Presenting the Appropriation Bill, titled “Budget of Consolidation, Renewed Resilience and Shared Prosperity”, to a joint session of the National Assembly on Friday, Tinubu proposed ₦5.41 trillion for defence and security, the single largest sectoral allocation, and ₦2.48 trillion for health.
Infrastructure is allocated ₦3.56 trillion, while education receives ₦3.52 trillion.
Tinubu said the spending plan reflects the Renewed Hope Agenda and is structured as a “coherent programme of national renewal.”
“Without security, investment will not thrive. Without educated and healthy citizens, productivity will not rise. Without infrastructure, jobs and enterprise will not scale,” he told lawmakers.
Security spending will focus on modernising the Armed Forces, intelligence-led policing, joint security operations, technology-enabled border surveillance, and community-based peacebuilding initiatives.
The president described health and education spending as critical to boosting productivity, economic resilience, and long-term growth.

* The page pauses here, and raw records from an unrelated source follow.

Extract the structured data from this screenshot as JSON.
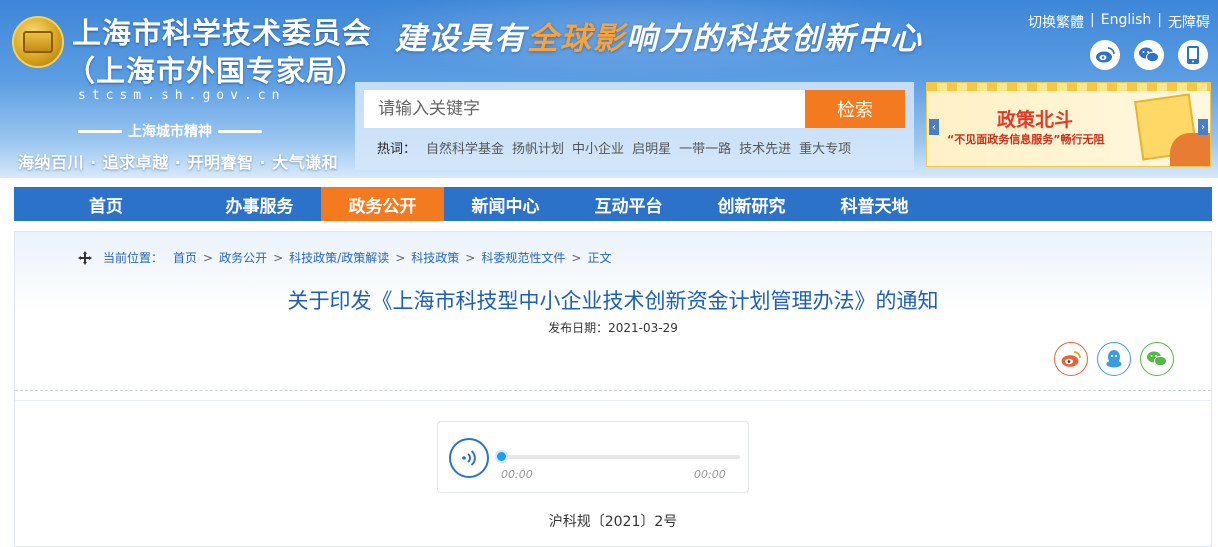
{
  "header": {
    "org_name": "上海市科学技术委员会",
    "org_name_2": "（上海市外国专家局）",
    "domain": "stcsm.sh.gov.cn",
    "spirit_title": "上海城市精神",
    "spirit_text": "海纳百川 · 追求卓越 · 开明睿智 · 大气谦和",
    "slogan_pre": "建设具有",
    "slogan_hl": "全球影",
    "slogan_post": "响力的科技创新中心",
    "top_links": [
      "切换繁體",
      "English",
      "无障碍"
    ],
    "top_link_sep": "|",
    "social_icons": [
      "weibo-icon",
      "wechat-icon",
      "mobile-icon"
    ]
  },
  "search": {
    "placeholder": "请输入关键字",
    "button": "检索",
    "hot_label": "热词：",
    "hot_words": [
      "自然科学基金",
      "扬帆计划",
      "中小企业",
      "启明星",
      "一带一路",
      "技术先进",
      "重大专项"
    ]
  },
  "banner": {
    "title": "政策北斗",
    "subtitle": "“不见面政务信息服务”畅行无阻",
    "prev": "‹",
    "next": "›"
  },
  "nav": {
    "items": [
      "首页",
      "办事服务",
      "政务公开",
      "新闻中心",
      "互动平台",
      "创新研究",
      "科普天地"
    ],
    "active_index": 2
  },
  "breadcrumb": {
    "label": "当前位置：",
    "items": [
      "首页",
      "政务公开",
      "科技政策/政策解读",
      "科技政策",
      "科委规范性文件",
      "正文"
    ],
    "sep": ">"
  },
  "article": {
    "title": "关于印发《上海市科技型中小企业技术创新资金计划管理办法》的通知",
    "date_label": "发布日期：",
    "date": "2021-03-29",
    "doc_number": "沪科规〔2021〕2号"
  },
  "share": {
    "items": [
      "weibo-icon",
      "qq-icon",
      "wechat-icon"
    ],
    "colors": {
      "weibo": "#e8623a",
      "qq": "#3a9de0",
      "wechat": "#54b847"
    }
  },
  "audio": {
    "current_time": "00:00",
    "duration": "00:00",
    "progress": 0
  },
  "colors": {
    "brand_blue": "#2b72c8",
    "accent_orange": "#f47a1f",
    "title_blue": "#1f5fb3"
  }
}
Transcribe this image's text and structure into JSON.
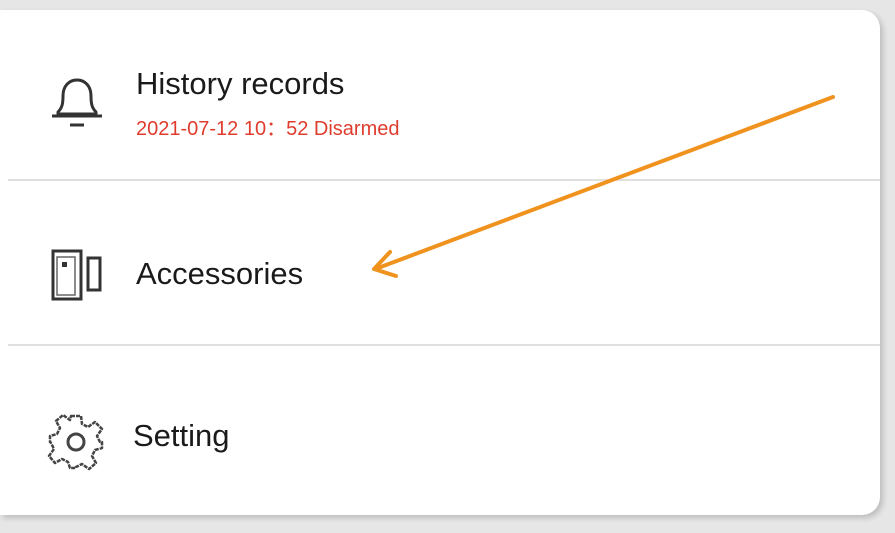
{
  "menu": {
    "items": [
      {
        "label": "History records",
        "subtitle": "2021-07-12 10：52 Disarmed",
        "icon": "bell-icon"
      },
      {
        "label": "Accessories",
        "icon": "door-sensor-icon"
      },
      {
        "label": "Setting",
        "icon": "gear-icon"
      }
    ]
  },
  "colors": {
    "subtitle": "#e03c2e",
    "annotation_arrow": "#f0921e",
    "text": "#1a1a1a",
    "divider": "#e0e0e0"
  }
}
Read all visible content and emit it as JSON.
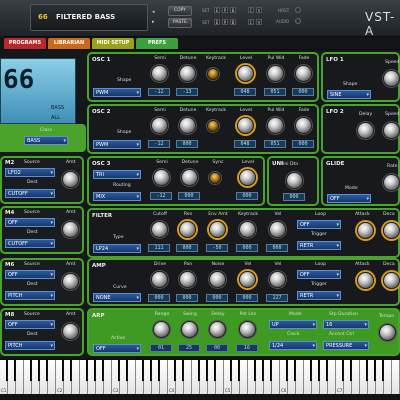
{
  "header": {
    "prog_number": "66",
    "prog_name": "FILTERED BASS",
    "copy": "COPY",
    "paste": "PASTE",
    "row1_label": "SET",
    "row2_label": "SET",
    "row1_keys": [
      "E",
      "P",
      "B"
    ],
    "row2_keys": [
      "E",
      "P",
      "B"
    ],
    "cv_keys": [
      "C",
      "V"
    ],
    "cv2_keys": [
      "C",
      "V"
    ],
    "host_label": "HOST",
    "audio_label": "AUDIO",
    "brand": "VST-A"
  },
  "tabs": [
    "PROGRAMS",
    "LIBRARIAN",
    "MIDI SETUP",
    "PREFS"
  ],
  "lcd": {
    "number": "66",
    "line1": "BASS",
    "line2": "ALL"
  },
  "class": {
    "label": "Class",
    "value": "BASS"
  },
  "osc1": {
    "title": "OSC 1",
    "shape_label": "Shape",
    "shape": "PWM",
    "knobs": [
      {
        "label": "Semi",
        "value": "-12"
      },
      {
        "label": "Detune",
        "value": "-13"
      },
      {
        "label": "Keytrack",
        "value": ""
      },
      {
        "label": "Level",
        "value": "048"
      },
      {
        "label": "Pul Wid",
        "value": "051"
      },
      {
        "label": "Fade",
        "value": "000"
      }
    ]
  },
  "osc2": {
    "title": "OSC 2",
    "shape_label": "Shape",
    "shape": "PWM",
    "knobs": [
      {
        "label": "Semi",
        "value": "-12"
      },
      {
        "label": "Detune",
        "value": "000"
      },
      {
        "label": "Keytrack",
        "value": ""
      },
      {
        "label": "Level",
        "value": "048"
      },
      {
        "label": "Pul Wid",
        "value": "051"
      },
      {
        "label": "Fade",
        "value": "000"
      }
    ]
  },
  "osc3": {
    "title": "OSC 3",
    "shape_label": "Shape",
    "shape": "TRI",
    "routing_label": "Routing",
    "routing": "MIX",
    "knobs": [
      {
        "label": "Semi",
        "value": "-12"
      },
      {
        "label": "Detune",
        "value": "000"
      },
      {
        "label": "Sync",
        "value": ""
      },
      {
        "label": "Level",
        "value": "000"
      }
    ]
  },
  "lfo1": {
    "title": "LFO 1",
    "shape_label": "Shape",
    "shape": "SINE",
    "speed_label": "Speed"
  },
  "lfo2": {
    "title": "LFO 2",
    "delay_label": "Delay",
    "speed_label": "Speed"
  },
  "uni": {
    "title": "UNI",
    "dtn_label": "Uni Dtn",
    "dtn_value": "000"
  },
  "glide": {
    "title": "GLIDE",
    "mode_label": "Mode",
    "mode": "OFF",
    "rate_label": "Rate"
  },
  "filter": {
    "title": "FILTER",
    "type_label": "Type",
    "type": "LP24",
    "knobs": [
      {
        "label": "Cutoff",
        "value": "111"
      },
      {
        "label": "Res",
        "value": "000"
      },
      {
        "label": "Env Amt",
        "value": "-50"
      },
      {
        "label": "Keytrack",
        "value": "000"
      },
      {
        "label": "Vel",
        "value": "000"
      }
    ],
    "loop_label": "Loop",
    "loop": "OFF",
    "trigger_label": "Trigger",
    "trigger": "RETR",
    "attack_label": "Attack",
    "decay_label": "Deca"
  },
  "amp": {
    "title": "AMP",
    "curve_label": "Curve",
    "curve": "NONE",
    "knobs": [
      {
        "label": "Drive",
        "value": "000"
      },
      {
        "label": "Pan",
        "value": "000"
      },
      {
        "label": "Noise",
        "value": "000"
      },
      {
        "label": "Vel",
        "value": "000"
      },
      {
        "label": "Vel",
        "value": "127"
      }
    ],
    "loop_label": "Loop",
    "loop": "OFF",
    "trigger_label": "Trigger",
    "trigger": "RETR",
    "attack_label": "Attack",
    "decay_label": "Deca"
  },
  "arp": {
    "title": "ARP",
    "active_label": "Active",
    "active": "OFF",
    "knobs": [
      {
        "label": "Range",
        "value": "01"
      },
      {
        "label": "Swing",
        "value": "25"
      },
      {
        "label": "Delay",
        "value": "00"
      },
      {
        "label": "Pat Len",
        "value": "16"
      }
    ],
    "mode_label": "Mode",
    "mode": "UP",
    "step_label": "Stp Duration",
    "step": "16",
    "clock_label": "Clock",
    "clock": "1/24",
    "accent_label": "Accent Ctrl",
    "accent": "PRESSURE",
    "tempo_label": "Tempo"
  },
  "mods": [
    {
      "title": "M2",
      "source": "LFO2",
      "dest": "CUTOFF"
    },
    {
      "title": "M4",
      "source": "OFF",
      "dest": "CUTOFF"
    },
    {
      "title": "M6",
      "source": "OFF",
      "dest": "PITCH"
    },
    {
      "title": "M8",
      "source": "OFF",
      "dest": "PITCH"
    }
  ],
  "mod_labels": {
    "source": "Source",
    "dest": "Dest",
    "amt": "Amt"
  },
  "keyboard": {
    "labels": [
      "C1",
      "C2",
      "C3",
      "C4",
      "C5",
      "C6",
      "C7"
    ]
  },
  "colors": {
    "accent_green": "#4aa32a",
    "lcd": "#6fb8d8",
    "tab_programs": "#b8282c",
    "tab_librarian": "#c86a1a",
    "tab_midi": "#9aa21a",
    "tab_prefs": "#3aa23a"
  }
}
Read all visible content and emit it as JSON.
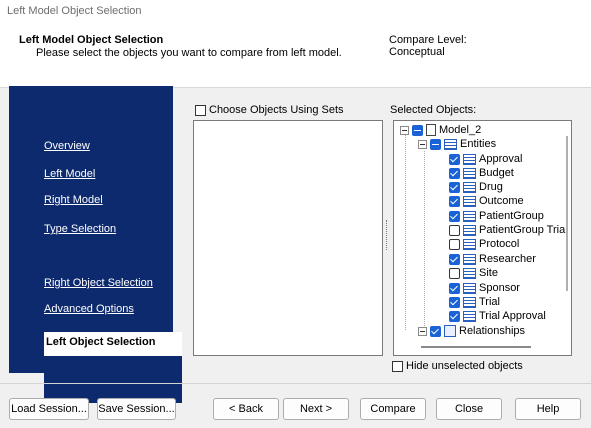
{
  "window": {
    "title": "Left Model Object Selection"
  },
  "header": {
    "title": "Left Model Object Selection",
    "subtitle": "Please select the objects you want to compare from left model.",
    "compare_level_label": "Compare Level:",
    "compare_level_value": "Conceptual"
  },
  "nav": {
    "items": [
      {
        "label": "Overview"
      },
      {
        "label": "Left Model"
      },
      {
        "label": "Right Model"
      },
      {
        "label": "Type Selection"
      },
      {
        "label": "Left Object Selection",
        "active": true
      },
      {
        "label": "Right Object Selection"
      },
      {
        "label": "Advanced Options"
      }
    ]
  },
  "left_panel": {
    "choose_sets_label": "Choose Objects Using Sets",
    "choose_sets_checked": false
  },
  "right_panel": {
    "label": "Selected Objects:",
    "hide_unselected_label": "Hide unselected objects",
    "hide_unselected_checked": false,
    "tree": {
      "model": "Model_2",
      "entities_label": "Entities",
      "entities": [
        {
          "name": "Approval",
          "checked": true
        },
        {
          "name": "Budget",
          "checked": true
        },
        {
          "name": "Drug",
          "checked": true
        },
        {
          "name": "Outcome",
          "checked": true
        },
        {
          "name": "PatientGroup",
          "checked": true
        },
        {
          "name": "PatientGroup Tria",
          "checked": false
        },
        {
          "name": "Protocol",
          "checked": false
        },
        {
          "name": "Researcher",
          "checked": true
        },
        {
          "name": "Site",
          "checked": false
        },
        {
          "name": "Sponsor",
          "checked": true
        },
        {
          "name": "Trial",
          "checked": true
        },
        {
          "name": "Trial Approval",
          "checked": true
        }
      ],
      "relationships_label": "Relationships"
    }
  },
  "buttons": {
    "load_session": "Load Session...",
    "save_session": "Save Session...",
    "back": "< Back",
    "next": "Next >",
    "compare": "Compare",
    "close": "Close",
    "help": "Help"
  },
  "colors": {
    "nav_bg": "#0d2a6e",
    "checkbox_blue": "#1a63d6"
  }
}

The 2026 budget is anchored on the 2026–2028 Medium-Term Expenditure Framework (MTEF), with assumptions of a $64.85 per barrel oil benchmark, production of 1.84 million barrels per day, and an exchange rate of ₦1,400 to the dollar.
Tinubu also announced an end to the practice of running overlapping budgets, pledging that all concurrent budgets would be concluded by March 2026.
“There will no longer be the rolling over of budgets from March 2026,” he said.
The Federal Executive Council had earlier approved the budget and MTEF amendments. The Senate approved the framework earlier in the week, while the House of Representatives followed on Thursday.
The budget presentation was attended by Vice President Kashim Shettima, top government officials, lawmakers and state governors.